The tastelessness of flesh
upon a ravaged tongue the taste
of flesh to an eroding brain
buds on a ravaged tongue 

the removal of the tongue 

A waxen rose
intemperance of red 

overhead
weather planes angling through contrails
double droning a negative sky

__________


Inside of the nucleus of the Atomium
every surface is
a mirror I see my family in


though I never learned any of their names
for fear they would have changed my course


my shadow
             wake
the disembodied


White umbrellas gaining earth

__________


Grow open my mouth 

that I speak as I speak
a sea forms


the sky permitting itself
                                      inside
at once
            of me, and out—             


a procession of waves
drawing piles of stone, piles of stone 

[editor’s note.  The excerpts here are from O Bon (Litmus Press, Brooklyn, NY), one of two remarkable books by Brandon Shimoda published in 2011.  The other  book is The Girl Without Arms (Black Ocean, Boston, MA).  Writes Tomaz Salamun: “Brandon Shimoda seems to be an Ur-being, a totally new creature: And I never wanted children, but now / I want children / To drop / Through skeletal netting / Nameless / Into black beds / As like unto potters aglow in generous helpings of children. We, standing by, reading, shivering in awe, are stopped.  Mute, then refreshed and launched.  His children.”]

1 comment:

WAS said...

Unlike the disguised linearity of so many post-language poets, Shimoda offers no consolations of form, only the rawest of feelings rendered with the most delicate means, as a painter arranges elements that would wound otherwise for being wrong.
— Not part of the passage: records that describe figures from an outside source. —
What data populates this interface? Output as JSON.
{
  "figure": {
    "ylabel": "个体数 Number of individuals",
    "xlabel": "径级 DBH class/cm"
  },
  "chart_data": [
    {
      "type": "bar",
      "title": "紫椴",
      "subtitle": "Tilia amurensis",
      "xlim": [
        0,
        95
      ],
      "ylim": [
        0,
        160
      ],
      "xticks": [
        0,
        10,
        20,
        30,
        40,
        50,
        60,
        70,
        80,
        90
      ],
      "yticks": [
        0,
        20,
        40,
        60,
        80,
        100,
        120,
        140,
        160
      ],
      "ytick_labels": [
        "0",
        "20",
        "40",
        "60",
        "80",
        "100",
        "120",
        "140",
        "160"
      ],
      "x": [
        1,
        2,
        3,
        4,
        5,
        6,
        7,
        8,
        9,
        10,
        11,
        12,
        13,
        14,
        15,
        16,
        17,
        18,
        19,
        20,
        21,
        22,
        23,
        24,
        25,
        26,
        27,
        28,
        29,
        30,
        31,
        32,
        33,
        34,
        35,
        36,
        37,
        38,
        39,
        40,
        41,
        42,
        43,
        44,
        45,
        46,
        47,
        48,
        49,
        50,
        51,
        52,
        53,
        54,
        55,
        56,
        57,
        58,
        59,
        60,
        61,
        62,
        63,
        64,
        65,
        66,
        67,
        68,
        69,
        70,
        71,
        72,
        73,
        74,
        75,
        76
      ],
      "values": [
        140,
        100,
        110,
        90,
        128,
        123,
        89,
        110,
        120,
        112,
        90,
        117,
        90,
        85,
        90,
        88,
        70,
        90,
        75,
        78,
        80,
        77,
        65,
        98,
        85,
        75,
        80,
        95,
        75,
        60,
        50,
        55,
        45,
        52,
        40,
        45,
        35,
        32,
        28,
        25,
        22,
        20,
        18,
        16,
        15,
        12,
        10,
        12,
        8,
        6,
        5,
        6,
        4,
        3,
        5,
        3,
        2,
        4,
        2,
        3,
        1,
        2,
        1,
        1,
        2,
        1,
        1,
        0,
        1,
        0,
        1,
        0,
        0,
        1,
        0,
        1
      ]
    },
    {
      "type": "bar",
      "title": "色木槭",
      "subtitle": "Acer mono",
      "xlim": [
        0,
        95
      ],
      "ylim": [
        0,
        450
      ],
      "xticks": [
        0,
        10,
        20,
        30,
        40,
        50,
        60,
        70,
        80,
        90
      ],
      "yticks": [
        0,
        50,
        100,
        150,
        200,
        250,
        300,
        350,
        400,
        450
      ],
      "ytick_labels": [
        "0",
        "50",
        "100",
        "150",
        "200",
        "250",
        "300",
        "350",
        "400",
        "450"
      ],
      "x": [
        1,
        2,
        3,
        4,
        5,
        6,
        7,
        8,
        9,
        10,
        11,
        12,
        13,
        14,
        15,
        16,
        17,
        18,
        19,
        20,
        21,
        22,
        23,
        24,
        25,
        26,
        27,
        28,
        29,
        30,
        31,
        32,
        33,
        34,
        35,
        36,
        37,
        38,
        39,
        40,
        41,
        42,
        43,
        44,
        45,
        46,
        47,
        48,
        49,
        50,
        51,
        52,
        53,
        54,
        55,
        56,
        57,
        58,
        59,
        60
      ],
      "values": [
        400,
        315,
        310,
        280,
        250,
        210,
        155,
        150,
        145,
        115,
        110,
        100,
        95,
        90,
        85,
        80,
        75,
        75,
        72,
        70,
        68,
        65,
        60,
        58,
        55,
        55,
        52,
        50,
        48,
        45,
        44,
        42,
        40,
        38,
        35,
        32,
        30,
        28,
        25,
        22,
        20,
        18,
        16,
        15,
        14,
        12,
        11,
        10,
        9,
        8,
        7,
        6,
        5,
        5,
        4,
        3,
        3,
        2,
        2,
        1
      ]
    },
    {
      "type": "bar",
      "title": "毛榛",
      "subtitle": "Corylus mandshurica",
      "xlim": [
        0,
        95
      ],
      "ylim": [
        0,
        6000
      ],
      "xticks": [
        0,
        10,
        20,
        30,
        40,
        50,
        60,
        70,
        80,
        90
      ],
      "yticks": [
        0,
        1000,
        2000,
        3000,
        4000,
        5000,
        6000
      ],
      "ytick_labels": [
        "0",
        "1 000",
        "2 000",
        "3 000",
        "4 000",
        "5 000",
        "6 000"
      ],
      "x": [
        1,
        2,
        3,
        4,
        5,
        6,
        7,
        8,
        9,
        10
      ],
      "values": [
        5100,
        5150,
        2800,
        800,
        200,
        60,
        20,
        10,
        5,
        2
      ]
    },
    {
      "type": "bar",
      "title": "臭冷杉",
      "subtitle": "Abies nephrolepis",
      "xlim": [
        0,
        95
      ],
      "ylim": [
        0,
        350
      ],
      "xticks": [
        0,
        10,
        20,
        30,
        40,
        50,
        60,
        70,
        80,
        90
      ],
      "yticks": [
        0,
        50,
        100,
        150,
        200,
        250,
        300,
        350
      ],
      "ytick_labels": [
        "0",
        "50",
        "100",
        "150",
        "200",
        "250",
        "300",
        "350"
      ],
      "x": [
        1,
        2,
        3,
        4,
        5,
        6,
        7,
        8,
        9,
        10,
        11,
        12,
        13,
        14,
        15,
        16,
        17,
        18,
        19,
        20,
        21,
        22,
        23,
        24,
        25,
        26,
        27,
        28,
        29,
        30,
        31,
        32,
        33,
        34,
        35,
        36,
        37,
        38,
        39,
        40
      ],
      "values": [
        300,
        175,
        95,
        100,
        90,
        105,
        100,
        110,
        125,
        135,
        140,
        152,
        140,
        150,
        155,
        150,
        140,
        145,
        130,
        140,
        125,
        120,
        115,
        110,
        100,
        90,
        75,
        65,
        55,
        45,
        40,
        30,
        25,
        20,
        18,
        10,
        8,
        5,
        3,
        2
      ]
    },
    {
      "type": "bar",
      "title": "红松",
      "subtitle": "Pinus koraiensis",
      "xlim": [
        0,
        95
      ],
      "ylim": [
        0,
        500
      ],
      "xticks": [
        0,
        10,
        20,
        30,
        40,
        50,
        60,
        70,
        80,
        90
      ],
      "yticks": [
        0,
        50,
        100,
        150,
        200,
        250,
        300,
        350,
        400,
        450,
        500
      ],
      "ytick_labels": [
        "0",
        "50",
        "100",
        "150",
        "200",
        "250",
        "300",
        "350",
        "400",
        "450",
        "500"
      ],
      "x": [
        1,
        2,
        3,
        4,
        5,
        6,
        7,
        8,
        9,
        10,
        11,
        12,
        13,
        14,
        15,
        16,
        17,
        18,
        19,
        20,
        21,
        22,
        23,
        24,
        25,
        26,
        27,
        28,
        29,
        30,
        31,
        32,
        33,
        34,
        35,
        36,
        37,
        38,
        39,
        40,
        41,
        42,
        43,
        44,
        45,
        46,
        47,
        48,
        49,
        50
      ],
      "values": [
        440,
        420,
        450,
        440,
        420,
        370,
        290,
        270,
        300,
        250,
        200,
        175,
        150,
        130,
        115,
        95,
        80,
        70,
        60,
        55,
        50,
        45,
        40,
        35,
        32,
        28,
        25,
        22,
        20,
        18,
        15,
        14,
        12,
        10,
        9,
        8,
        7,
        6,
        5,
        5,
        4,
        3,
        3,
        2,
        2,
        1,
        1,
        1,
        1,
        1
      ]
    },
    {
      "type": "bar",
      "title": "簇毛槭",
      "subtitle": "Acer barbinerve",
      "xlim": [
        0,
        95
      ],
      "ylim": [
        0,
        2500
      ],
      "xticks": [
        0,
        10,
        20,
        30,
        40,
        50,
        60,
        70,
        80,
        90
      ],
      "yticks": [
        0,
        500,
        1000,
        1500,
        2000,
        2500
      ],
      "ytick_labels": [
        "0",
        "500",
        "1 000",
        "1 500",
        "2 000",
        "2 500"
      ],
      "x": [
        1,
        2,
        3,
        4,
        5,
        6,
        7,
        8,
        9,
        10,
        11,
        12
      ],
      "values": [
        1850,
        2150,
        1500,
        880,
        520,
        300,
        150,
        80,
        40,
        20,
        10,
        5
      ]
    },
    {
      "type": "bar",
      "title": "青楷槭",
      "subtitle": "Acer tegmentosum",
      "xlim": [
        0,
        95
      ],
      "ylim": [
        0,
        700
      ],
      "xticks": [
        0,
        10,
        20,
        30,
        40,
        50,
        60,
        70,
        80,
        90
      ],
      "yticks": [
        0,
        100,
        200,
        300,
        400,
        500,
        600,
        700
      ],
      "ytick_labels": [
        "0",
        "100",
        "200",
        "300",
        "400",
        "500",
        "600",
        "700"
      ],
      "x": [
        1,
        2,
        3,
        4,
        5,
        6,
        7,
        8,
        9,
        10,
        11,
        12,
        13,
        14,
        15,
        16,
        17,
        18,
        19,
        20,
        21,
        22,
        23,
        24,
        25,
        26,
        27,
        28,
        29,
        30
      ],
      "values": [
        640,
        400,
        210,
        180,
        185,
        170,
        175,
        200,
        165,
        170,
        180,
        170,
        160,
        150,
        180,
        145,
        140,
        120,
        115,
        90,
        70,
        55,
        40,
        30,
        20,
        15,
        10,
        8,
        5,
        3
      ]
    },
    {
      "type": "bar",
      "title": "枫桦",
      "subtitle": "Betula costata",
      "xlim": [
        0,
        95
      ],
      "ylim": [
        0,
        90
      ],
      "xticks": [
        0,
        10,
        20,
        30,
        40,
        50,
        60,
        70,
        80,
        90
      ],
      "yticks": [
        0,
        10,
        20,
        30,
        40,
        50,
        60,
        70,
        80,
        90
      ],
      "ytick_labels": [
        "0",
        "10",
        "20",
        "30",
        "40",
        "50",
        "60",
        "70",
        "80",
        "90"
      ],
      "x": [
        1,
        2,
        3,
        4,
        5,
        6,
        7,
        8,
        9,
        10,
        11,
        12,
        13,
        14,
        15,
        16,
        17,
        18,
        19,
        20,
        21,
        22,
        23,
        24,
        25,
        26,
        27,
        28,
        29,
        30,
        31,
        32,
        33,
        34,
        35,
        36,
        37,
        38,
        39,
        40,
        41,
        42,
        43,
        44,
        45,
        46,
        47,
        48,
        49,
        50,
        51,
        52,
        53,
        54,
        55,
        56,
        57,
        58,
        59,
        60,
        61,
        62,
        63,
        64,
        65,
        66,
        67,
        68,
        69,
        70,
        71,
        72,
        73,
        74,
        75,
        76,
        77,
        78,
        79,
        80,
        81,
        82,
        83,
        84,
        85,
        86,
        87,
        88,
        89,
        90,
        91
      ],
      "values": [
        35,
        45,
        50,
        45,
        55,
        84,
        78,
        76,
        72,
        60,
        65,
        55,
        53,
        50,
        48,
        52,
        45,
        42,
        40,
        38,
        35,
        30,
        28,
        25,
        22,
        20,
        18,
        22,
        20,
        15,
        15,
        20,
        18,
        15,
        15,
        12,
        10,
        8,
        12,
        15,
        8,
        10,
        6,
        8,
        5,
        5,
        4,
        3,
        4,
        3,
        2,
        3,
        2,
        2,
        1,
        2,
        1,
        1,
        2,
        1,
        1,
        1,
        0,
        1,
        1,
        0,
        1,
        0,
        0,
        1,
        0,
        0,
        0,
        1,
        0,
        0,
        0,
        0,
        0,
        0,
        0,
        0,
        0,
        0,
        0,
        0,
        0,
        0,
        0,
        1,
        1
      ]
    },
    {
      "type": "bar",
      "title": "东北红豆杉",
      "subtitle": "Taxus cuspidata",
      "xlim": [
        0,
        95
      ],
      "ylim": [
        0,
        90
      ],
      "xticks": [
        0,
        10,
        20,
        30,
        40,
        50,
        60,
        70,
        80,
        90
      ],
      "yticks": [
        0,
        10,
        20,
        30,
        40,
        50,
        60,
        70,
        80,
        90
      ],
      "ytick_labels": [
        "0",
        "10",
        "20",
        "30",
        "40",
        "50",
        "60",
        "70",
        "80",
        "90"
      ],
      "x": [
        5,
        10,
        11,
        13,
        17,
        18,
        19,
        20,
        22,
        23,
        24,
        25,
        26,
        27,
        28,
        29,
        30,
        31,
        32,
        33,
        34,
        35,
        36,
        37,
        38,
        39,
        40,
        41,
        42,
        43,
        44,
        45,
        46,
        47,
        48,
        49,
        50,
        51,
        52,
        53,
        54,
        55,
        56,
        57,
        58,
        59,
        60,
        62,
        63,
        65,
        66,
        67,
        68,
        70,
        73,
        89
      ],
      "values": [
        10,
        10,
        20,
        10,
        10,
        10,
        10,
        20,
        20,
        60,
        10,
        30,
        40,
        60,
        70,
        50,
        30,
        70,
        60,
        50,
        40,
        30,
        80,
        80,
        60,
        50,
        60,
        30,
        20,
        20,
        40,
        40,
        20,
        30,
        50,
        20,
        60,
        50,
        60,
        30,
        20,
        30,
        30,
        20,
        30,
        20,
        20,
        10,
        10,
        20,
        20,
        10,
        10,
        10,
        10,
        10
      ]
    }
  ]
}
Unlike virtually every other poet I’ve read, one can’t complete his thoughts before he does, or contemplate the plain of extremity from which his cadence ushers. We appreciate his explanation that this is an homage to his grandfather, grateful that there is at least this mooring even as it drifts further and inconsolably away. In this he reminds me of Paul Celan: “Iris, swimmer, dreamless and dim:/ the sky, heart-gray, must be near…//Did we not stand/under one tradewind?/We are strangers.)//The tiles. Upon them,/close together, the two/heart-gray pools:/two/mouthfuls of silence.”

Thank you for sharing this important work. A longer excerpt of this piece can be found at Typo Mag.